At last the latke and Christmas ham can come together, united by the families who have cherished each separately year after year. As the Christmas tree shimmers in the background and the golden gelt glows on the coffee table, our traditions are shared among those who lovingly share in each other’s company. My holiday meal may not be traditional (and is far from kosher), but my belly doesn’t complain — Christmukkah is undeniably delicious.
Basic Latke Recipe
*Serves approx. 5 people
Ingredients:
3 pounds bakers’ potatoes
1 medium onion
2 eggs
1 cup flour
1 tsp baking powder
cooking oil
- Cut onion into large pieces and process in food processor until fine. Move into separate bowl. Cut potatoes in quarters and shred in processor until no longer chunky (they should not be wet or over-processed). Mix into onions.
Mom’s tip: For a small batch (2 people), hand grate potatoes. The old fashioned way is the best way. - Add flour, eggs, and baking powder. Season with salt and pepper to taste.
- Add fresh cooking oil to a skillet, just enough to cover the bottom of your pan. Heat until sizzling, not popping. Replace oil and reheat as needed.

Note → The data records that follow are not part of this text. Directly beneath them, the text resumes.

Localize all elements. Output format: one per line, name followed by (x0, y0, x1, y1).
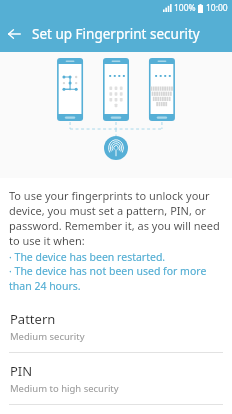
staticText: · The device has not been used for more … (9, 264, 223, 293)
staticText: Medium to high security (10, 382, 119, 395)
staticText: To use your fingerprints to unlock your … (9, 188, 223, 248)
staticText: 100% (174, 2, 196, 14)
button[interactable]: Pattern (0, 301, 232, 352)
button[interactable]: Back (0, 20, 28, 48)
button[interactable]: PIN (0, 353, 232, 404)
staticText: 10:00 (206, 2, 228, 14)
staticText: Set up Fingerprint security (32, 25, 200, 43)
staticText: Medium security (10, 330, 85, 343)
staticText: PIN (10, 362, 33, 380)
staticText: Pattern (10, 310, 56, 328)
staticText: · The device has been restarted. (9, 250, 166, 264)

- Spoon 4-5 large latkes into pan, careful not to overcrowd. Cook like a pancake; leave until brown and nearly cooked through on one side before flipping.
Mom’s tip: Only flip once! - Place cooked latkes on paper towels on a cooling rack. Move to serving plate when cool.
Mom’s tip: Don’t stack directly on top of one another, no one likes a mushy latke. - Top with sour cream or apple sauce. Add extra salt if needed.
Christmas Ham
*to be eaten once per calendar year
Ingredients:
1 (10-pound) ham
1 1/4 cups packed dark brown sugar
1/3 cup pineapple juice
1/3 cup orange juice + zest (generous)
1/3 cup honey
2 tbsp grainy mustard
1/4 tsp ground cloves (optional)
pineapple rings, orange slices (optional)
Note: Buy pre-cooked ham for reduced cooking time, bone-in for most flavour, and choose the lowest sodium option you can find.
- Preheat oven to 325 degrees.
- Score skin of ham into criss-crosses. Skewer pineapple rings or orange slices to outside of ham (optional).
- Place ham in oven and bake for 2 hours.
- In a sauce pan, combine brown sugar, pineapple juice, honey, orange juice/zest, mustard, and cloves. Bring to a boil. When bubbling, reduce heat and simmer for 5-10 mins. Set aside to cool.
Note: Use your favourite mustard, as long as it’s not French’s — that’s not for cooking.
- Remove ham from oven, and brush with glaze. Bake for another 30-45 minutes, brushing on glaze every 10 minutes.
- When finished, let rest covered with foil. If left over glaze, combine with drippings for gravy, adding flour and/or cornstarch to thicken. Cut ham into 1/4 inch thick slices and serve with sauce on the side.